Aurora tragó saliva y finalmente abrió el cuaderno. Las páginas estaban llenas de palabras pequeñas, dibujos de símbolos y mapas que no entendía. Las velas hacían que las sombras bailaran sobre el papel, y cada línea escrita parecía un secreto demasiado grande para sostenerlo.
—¿Esto lo escribiste tú? —pregunté, la voz apenas un susurro.
Aurora asintió.
—Hace años —dijo—. Antes de que tú supieras lo que pasaba aquí.
—¿Qué tanto sabías, Aurora? —pregunté, y sentí que la pregunta me dolía en la garganta—. ¿Qué tanto me ocultaste?
Ella me miró con los ojos llenos de algo que no podía descifrar: culpa, miedo, determinación.
—No todo lo que está aquí es seguro —dijo con firmeza—. Ni siquiera para mí.
El silencio cayó sobre nosotras como un velo pesado. Yo miraba esas páginas llenas de tinta, y de pronto entendí que Aurora no solo sabía lo que estaba pasando. Ella había venido preparada para esto.
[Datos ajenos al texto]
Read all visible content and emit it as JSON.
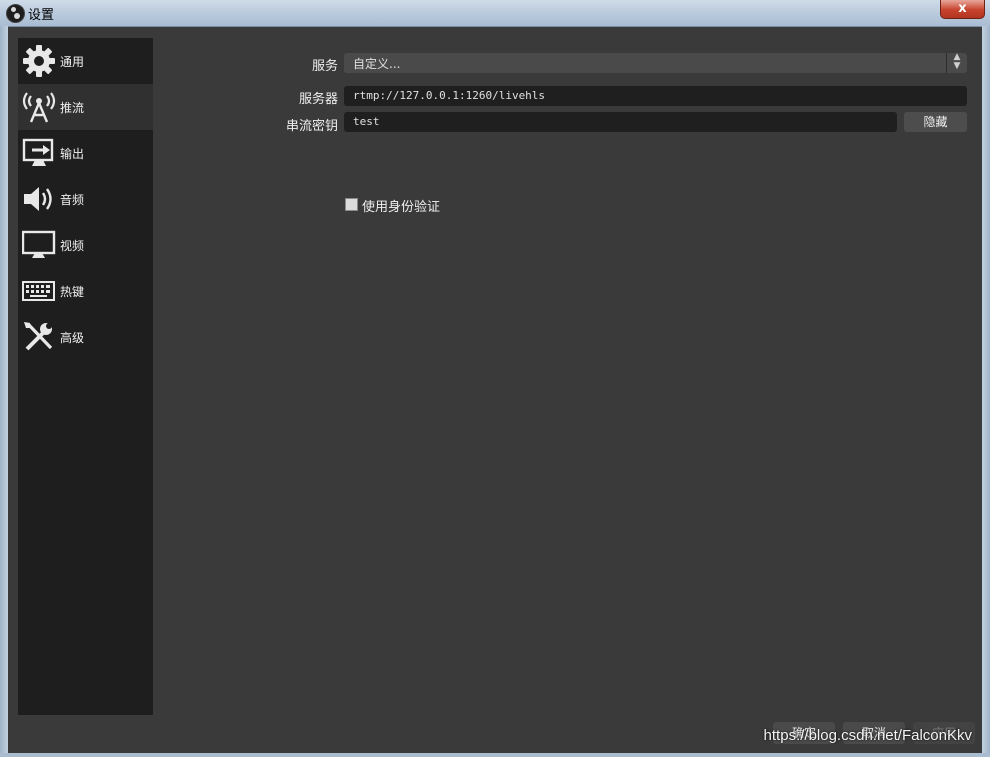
{
  "window": {
    "title": "设置",
    "close_glyph": "x",
    "app_icon": "obs-logo-icon"
  },
  "sidebar": {
    "items": [
      {
        "label": "通用",
        "icon": "gear-icon",
        "active": false
      },
      {
        "label": "推流",
        "icon": "broadcast-tower-icon",
        "active": true
      },
      {
        "label": "输出",
        "icon": "output-monitor-icon",
        "active": false
      },
      {
        "label": "音频",
        "icon": "speaker-icon",
        "active": false
      },
      {
        "label": "视频",
        "icon": "monitor-icon",
        "active": false
      },
      {
        "label": "热键",
        "icon": "keyboard-icon",
        "active": false
      },
      {
        "label": "高级",
        "icon": "wrench-screwdriver-icon",
        "active": false
      }
    ]
  },
  "stream": {
    "service_label": "服务",
    "service_value": "自定义...",
    "server_label": "服务器",
    "server_value": "rtmp://127.0.0.1:1260/livehls",
    "key_label": "串流密钥",
    "key_value": "test",
    "hide_button": "隐藏",
    "auth_checkbox_label": "使用身份验证",
    "auth_checked": false
  },
  "footer": {
    "ok": "确定",
    "cancel": "取消",
    "apply": "应用"
  },
  "watermark": "https://blog.csdn.net/FalconKkv"
}
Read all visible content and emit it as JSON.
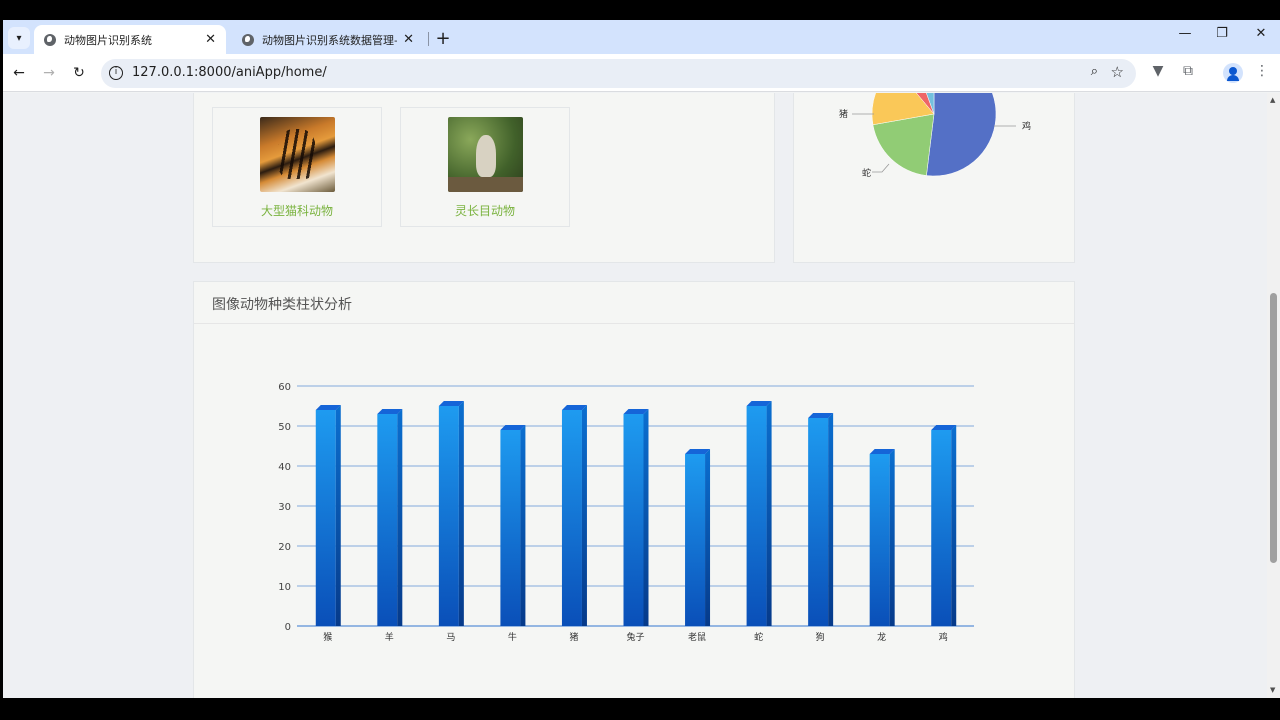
{
  "browser": {
    "tabs": [
      {
        "title": "动物图片识别系统",
        "active": true
      },
      {
        "title": "动物图片识别系统数据管理-登录",
        "active": false
      }
    ],
    "url": "127.0.0.1:8000/aniApp/home/"
  },
  "categories_panel": {
    "cards": [
      {
        "label": "大型猫科动物",
        "image": "tiger"
      },
      {
        "label": "灵长目动物",
        "image": "monkey"
      }
    ]
  },
  "pie_panel": {
    "visible_labels": [
      "猪",
      "蛇",
      "鸡"
    ]
  },
  "bar_panel": {
    "title": "图像动物种类柱状分析"
  },
  "colors": {
    "bar_top": "#1e9bf0",
    "bar_bottom": "#0a4fb8",
    "link_green": "#7ab33f",
    "grid": "#5b8fd6"
  },
  "chart_data": [
    {
      "type": "bar",
      "title": "",
      "xlabel": "",
      "ylabel": "",
      "categories": [
        "猴",
        "羊",
        "马",
        "牛",
        "猪",
        "兔子",
        "老鼠",
        "蛇",
        "狗",
        "龙",
        "鸡"
      ],
      "values": [
        54,
        53,
        55,
        49,
        54,
        53,
        43,
        55,
        52,
        43,
        49
      ],
      "ylim": [
        0,
        60
      ],
      "yticks": [
        0,
        10,
        20,
        30,
        40,
        50,
        60
      ],
      "grid": true
    },
    {
      "type": "pie",
      "labels": [
        "鸡",
        "蛇",
        "猪"
      ],
      "values": [
        42,
        18,
        15
      ],
      "note_partial": true
    }
  ]
}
—¿Me estás diciendo que sabías que algo así iba a pasar? —pregunté, con el corazón latiendo tan rápido que me costaba respirar.
—Sabía que había un riesgo —dijo Aurora, bajando la mirada—. Y sabía que no sería fácil salir de aquí.
—¿Por qué no me lo dijiste antes? —repetí, la voz casi rota.
—Porque quería protegerte —respondió ella—. Y porque tenía miedo.
Me quedé sin palabras. El cuaderno seguía abierto, y cada palabra escrita ahí me hacía sentir más lejos de Aurora. Más lejos de todo lo que creía conocer.
—Aurora… —dije, y su nombre se sintió diferente en mi boca—. Necesito que me digas la verdad. Toda la verdad.
Ella respiró hondo, pero no contestó. Cerró el cuaderno con un golpe seco, y en ese sonido supe que todavía no estaba lista para contarme todo.
Y ahí, en esa biblioteca que olía a polvo y secretos, entendí que no podía seguir confiando en lo que creía saber.
Y que la única salida era enfrentar lo que Aurora me estaba escondiendo. Nos quedamos en silencio, las dos rodeadas de aquel aire cargado de historias que no eran nuestras. Afuera, la noche parecía contener el aliento, como si esperara nuestro próximo paso.
Aurora no volvió a mirarme, y yo supe que, aunque no dijera nada más, ya no había vuelta atrás.
Cerré los ojos un instante y sentí el peso de esa verdad no dicha. Cuando los abrí, juré para mí misma que, aunque tuviera que caminar sola en este lugar, iba a encontrar las respuestas.
Incluso si eso significaba enfrentar lo que Aurora temía revelar.